The Chemist who helped in the discovery of DNA, a Painter famous for the color blue, and an editing Abolitionist share a birthday.
The date is July 25th, Thursday, and today I’m coming to you from Portland Oregon.
Today is the birthday of Rosalind Franklin, English chemist and X-ray crystallographer.
Besides being instrumental to the discovery of DNA and its double-helix shape, Franklin had a rich life outside of her science work. One thing she enjoyed most was trekking. She would take off on multi-day trips with a backpack full of supplies and hike wherever was convenient. After a particularly stunning trek through the French Alps, Franklin declared “I am quite sure I could wander happily in France forever.”
Despite James Watson’s critical account of Rosalind Franklin’s personality, by accounts of friends, she was truly fun. First there was her adventurous spirit as evidenced by her trekking. Second, her consorting with colleagues in America led them to think she had quite an entertaining sense of humor. In fact, Watson’s words regarding Rosalind in his biography are likely stained with self-importance. Francis Crick admits he and Watson treated Franklin with a “patronizing attitude.”
Franklin and Crick and Crick’s wife enjoyed a friendship later on in life. During Franklin’s fight against cancer, likely caused by her exposure to X-rays, the Cricks spent plenty of time with her as she healed from a round of treatment.
Today is the birthday of Maxfield Parrish, American artist and illustrator.
Parrish was born in 1870 in Pennsylvania and raised in a Quaker Society. An early predilection for drawing was cheered on by his parents, his father being a painter. His parents went so far as to take him to Europe to show him the great works of artists and helped him enroll at an art school in Paris for a time.
He returned to America and pursued further art and design schooling in his teens and early 20s. He gladly took commissions and illustrated works such as an edition of Arabian Nights, Eugene Field’s Poems of Childhood, and Oz series author, Frank L. Baum’s book Mother Goose in Prose.
Besides illustrations for children’s books, calendars, magazines, and greeting cards, it’s Parrish’s painting that stands out as spectacular. His imaginative scenes combined with almost iridescent color, particularly the blue of the skies, earned him fortune and fame. His Quaker roots kept him humble, however, and he went so far as to say “I am hopelessly commonplace, I don’t know what people see in me!”
The blue in his paintings would come to be known as “Parrish blue” it was so unique and striking. Digital copies of his work don’t do his blue justice. Parrish would apply layers of glaze and varnish over a monochromatic color, the effect being that the color looks as fresh and vibrant 100 years later as it did when it was first applied.

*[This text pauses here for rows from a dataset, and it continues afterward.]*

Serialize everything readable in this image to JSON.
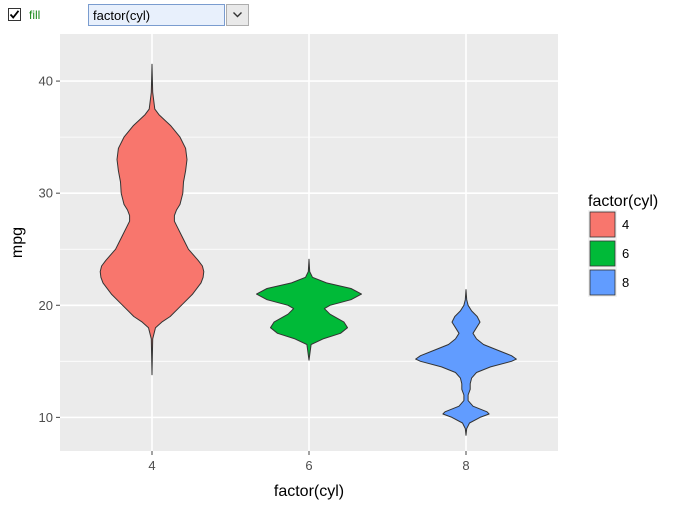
{
  "toolbar": {
    "fill_checkbox": {
      "checked": true,
      "label": "fill"
    },
    "aesthetic_select": {
      "value": "factor(cyl)"
    },
    "dropdown_icon": "chevron-down-icon"
  },
  "colors": {
    "group_4": "#F8766D",
    "group_6": "#00BA38",
    "group_8": "#619CFF",
    "panel": "#EBEBEB",
    "grid": "#FFFFFF"
  },
  "chart_data": {
    "type": "violin",
    "title": "",
    "xlabel": "factor(cyl)",
    "ylabel": "mpg",
    "categories": [
      "4",
      "6",
      "8"
    ],
    "ylim": [
      7,
      44.2
    ],
    "yticks": [
      10,
      20,
      30,
      40
    ],
    "grid": true,
    "legend": {
      "title": "factor(cyl)",
      "position": "right",
      "entries": [
        "4",
        "6",
        "8"
      ]
    },
    "series": [
      {
        "group": "4",
        "color": "#F8766D",
        "min": 13.8,
        "max": 41.5,
        "profile": [
          [
            41.5,
            0
          ],
          [
            39,
            0.01
          ],
          [
            37.5,
            0.04
          ],
          [
            37,
            0.1
          ],
          [
            36,
            0.27
          ],
          [
            35,
            0.4
          ],
          [
            34,
            0.48
          ],
          [
            33,
            0.5
          ],
          [
            32,
            0.48
          ],
          [
            31,
            0.45
          ],
          [
            30,
            0.44
          ],
          [
            29,
            0.4
          ],
          [
            28.5,
            0.35
          ],
          [
            28,
            0.32
          ],
          [
            27.5,
            0.32
          ],
          [
            27,
            0.36
          ],
          [
            26,
            0.44
          ],
          [
            25,
            0.52
          ],
          [
            24,
            0.66
          ],
          [
            23.5,
            0.72
          ],
          [
            23,
            0.74
          ],
          [
            22.5,
            0.73
          ],
          [
            22,
            0.7
          ],
          [
            21,
            0.58
          ],
          [
            20,
            0.42
          ],
          [
            19,
            0.26
          ],
          [
            18.5,
            0.14
          ],
          [
            18,
            0.05
          ],
          [
            17,
            0.01
          ],
          [
            13.8,
            0
          ]
        ]
      },
      {
        "group": "6",
        "color": "#00BA38",
        "min": 15.1,
        "max": 24.1,
        "profile": [
          [
            24.1,
            0
          ],
          [
            23,
            0.01
          ],
          [
            22.5,
            0.05
          ],
          [
            22,
            0.25
          ],
          [
            21.5,
            0.6
          ],
          [
            21,
            0.75
          ],
          [
            20.5,
            0.6
          ],
          [
            20,
            0.3
          ],
          [
            19.7,
            0.22
          ],
          [
            19.2,
            0.3
          ],
          [
            18.5,
            0.5
          ],
          [
            18,
            0.55
          ],
          [
            17.5,
            0.45
          ],
          [
            17,
            0.2
          ],
          [
            16.5,
            0.03
          ],
          [
            15.1,
            0
          ]
        ]
      },
      {
        "group": "8",
        "color": "#619CFF",
        "min": 8.4,
        "max": 21.4,
        "profile": [
          [
            21.4,
            0
          ],
          [
            20.5,
            0.01
          ],
          [
            20,
            0.03
          ],
          [
            19.5,
            0.08
          ],
          [
            19,
            0.16
          ],
          [
            18.5,
            0.2
          ],
          [
            18,
            0.15
          ],
          [
            17.5,
            0.1
          ],
          [
            17,
            0.15
          ],
          [
            16.5,
            0.25
          ],
          [
            16,
            0.45
          ],
          [
            15.5,
            0.65
          ],
          [
            15.2,
            0.72
          ],
          [
            15,
            0.65
          ],
          [
            14.5,
            0.35
          ],
          [
            14,
            0.15
          ],
          [
            13.5,
            0.08
          ],
          [
            13,
            0.06
          ],
          [
            12.5,
            0.06
          ],
          [
            12,
            0.03
          ],
          [
            11.5,
            0.03
          ],
          [
            11,
            0.1
          ],
          [
            10.5,
            0.3
          ],
          [
            10.3,
            0.33
          ],
          [
            10,
            0.2
          ],
          [
            9.5,
            0.05
          ],
          [
            9,
            0.01
          ],
          [
            8.4,
            0
          ]
        ]
      }
    ]
  }
}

Parrish’s art is on display at museums across the country, including a beautiful piece titled Interlude at the Memorial Art Gallery in my hometown of Rochester, NY. (See this link for a few of his works.)
And today is the birthday of Maria Weston Chapman, American abolitionist. One of her great achievements was editing, for nineteen years, The Liberty Bell, a ‘giftbook’ whose proceeds directly benefited the abolitionist cause. The Liberty Bell included works by writers such as Henry Wadsworth Longfellow, Ralph Waldo Emerson, and Elizabeth Barrett Browning, who all contributed without payment and as a show of their support of the abolitionist cause.
A Baby Running Barefoot
D.H. Lawrence
When the bare feet of the baby beat across the grass
The little white feet nod like white flowers in the wind,
They poise and run like ripples lapping across the water;
And the sight of their white play among the grass
Is like a little robin’s song, winsome,
Or as two white butterflies settle in the cup of one flower
For a moment, then away with a flutter of wings.
I long for the baby to wander hither to me
Like a wind-shadow wandering over the water,
So that she can stand on my knee
With her little bare feet in my hands,
Cool like syringa buds,
Firm and silken like pink young peony flowers.